Setting-dependent scaling. Adding CoT demonstrations is unstable on non-reasoning LLMs and helps reasoning-oriented LLMs. The implication: many-shot CoT works only when the base model can already do test-time learning. It is not a substitute for capability; it is an amplifier.
Semantic similarity fails for procedural transfer. The standard retrieval move — pick demonstrations most similar to the query — backfires on reasoning. The paper's interpretation: procedural compatibility (does this demonstration's reasoning pattern match what the query needs) is orthogonal to semantic similarity (do the words match).
Order-scaling effect. Performance variance increases with more demonstrations, because demonstration order matters. CDS — Curvilinear Demonstration Selection — orders demonstrations to form a smooth conceptual progression. Gain: 5.42 percentage points on geometry with 64 demonstrations.

The framing shift: many-shot CoT-ICL is in-context test-time learning. The model isn't pattern-matching; it's learning. That changes what good demonstration design looks like. The two principles: easy demonstrations for the model + smooth conceptual progression.

Connections

Make Each Token Count (2026-05-12) said the full cache is dilutive. Many-Shot CoT-ICL says the unordered set of demonstrations is dilutive. Both papers reach the same architectural conclusion at different layers: signal needs to be selected and ordered, not aggregated.
MMProLong (2026-05-14) showed that balanced-length training data beats target-length data for long-context VLMs. Many-Shot CoT-ICL is the in-context analogue: balanced and ordered demonstrations beat similarity-retrieved ones. Two papers in the same week saying the long-context regime rewards balance and structure over volume.
AutoTTS (2026-05-11) discovers test-time scaling controllers. Many-Shot CoT-ICL is the in-context-learning end of the same test-time scaling spectrum. The two papers bracket the design space: AutoTTS designs controllers, CDS orders demonstrations.

Research angle

CDS as a learned policy. CDS is described as a "simple ordering method" in the abstract. Whether the ordering rule is learned or hand-designed is unclear. If learned, it is an additional in-context-learning policy that can be trained end-to-end on reasoning tasks. If hand-designed, the natural follow-up is the learned version.
Reasoning-model-specific curriculum.
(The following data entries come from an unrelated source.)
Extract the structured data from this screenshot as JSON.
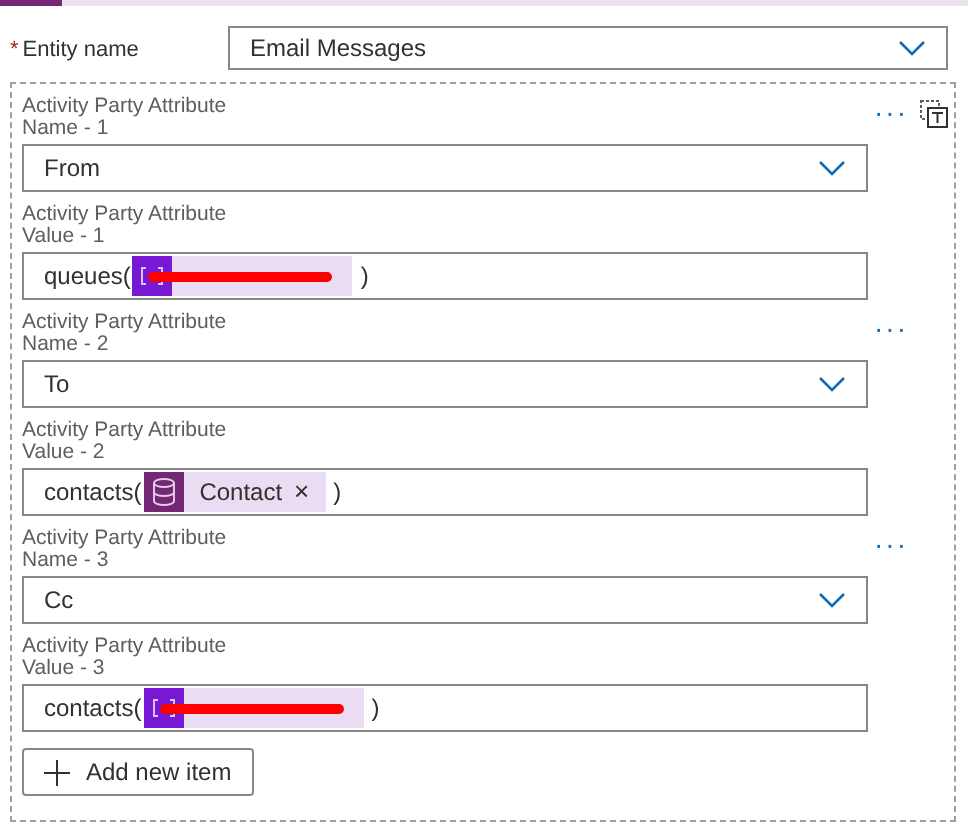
{
  "entity": {
    "label": "Entity name",
    "required_mark": "*",
    "value": "Email Messages"
  },
  "items": [
    {
      "name_label": "Activity Party Attribute Name - 1",
      "name_value": "From",
      "value_label": "Activity Party Attribute Value - 1",
      "value_prefix": "queues(",
      "token": {
        "kind": "variable",
        "redacted": true
      },
      "value_suffix": ")",
      "menu": "···",
      "copy_button": true
    },
    {
      "name_label": "Activity Party Attribute Name - 2",
      "name_value": "To",
      "value_label": "Activity Party Attribute Value - 2",
      "value_prefix": "contacts(",
      "token": {
        "kind": "table",
        "redacted": false,
        "label": "Contact",
        "remove": "×"
      },
      "value_suffix": ")",
      "menu": "···",
      "copy_button": false
    },
    {
      "name_label": "Activity Party Attribute Name - 3",
      "name_value": "Cc",
      "value_label": "Activity Party Attribute Value - 3",
      "value_prefix": "contacts(",
      "token": {
        "kind": "variable",
        "redacted": true
      },
      "value_suffix": ")",
      "menu": "···",
      "copy_button": false
    }
  ],
  "add_button": {
    "label": "Add new item"
  }
}
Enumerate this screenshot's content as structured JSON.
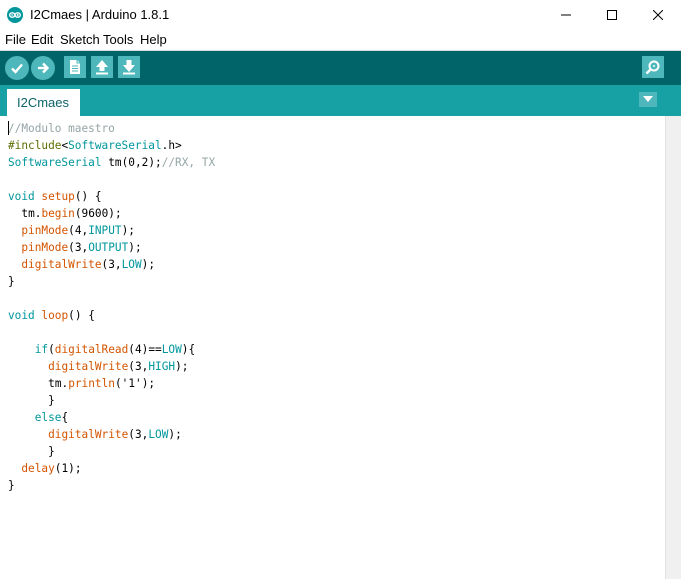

The setting-dependent finding implies that demonstration design should be conditional on the model's reasoning capability. A 1.7B Qwen3 needs different demonstrations than GPT-5.5. The paper doesn't quantify how the optimal demonstrations vary across models; that variance is the next axis.
Composes with selective KV eviction. If demonstrations are a curriculum, retaining them under cache pressure should be policy-conditional. Make-Each-Token-Count's learned eviction could keep the demonstrations the model actually used. Untested composition.

Where it lives

Update rl-for-llms.md — many-shot CoT-ICL as in-context test-time learning is a different framing of the test-time scaling thread; deserves a cross-reference. New material for a future in-context-learning.md concept page once a third paper in this thread arrives.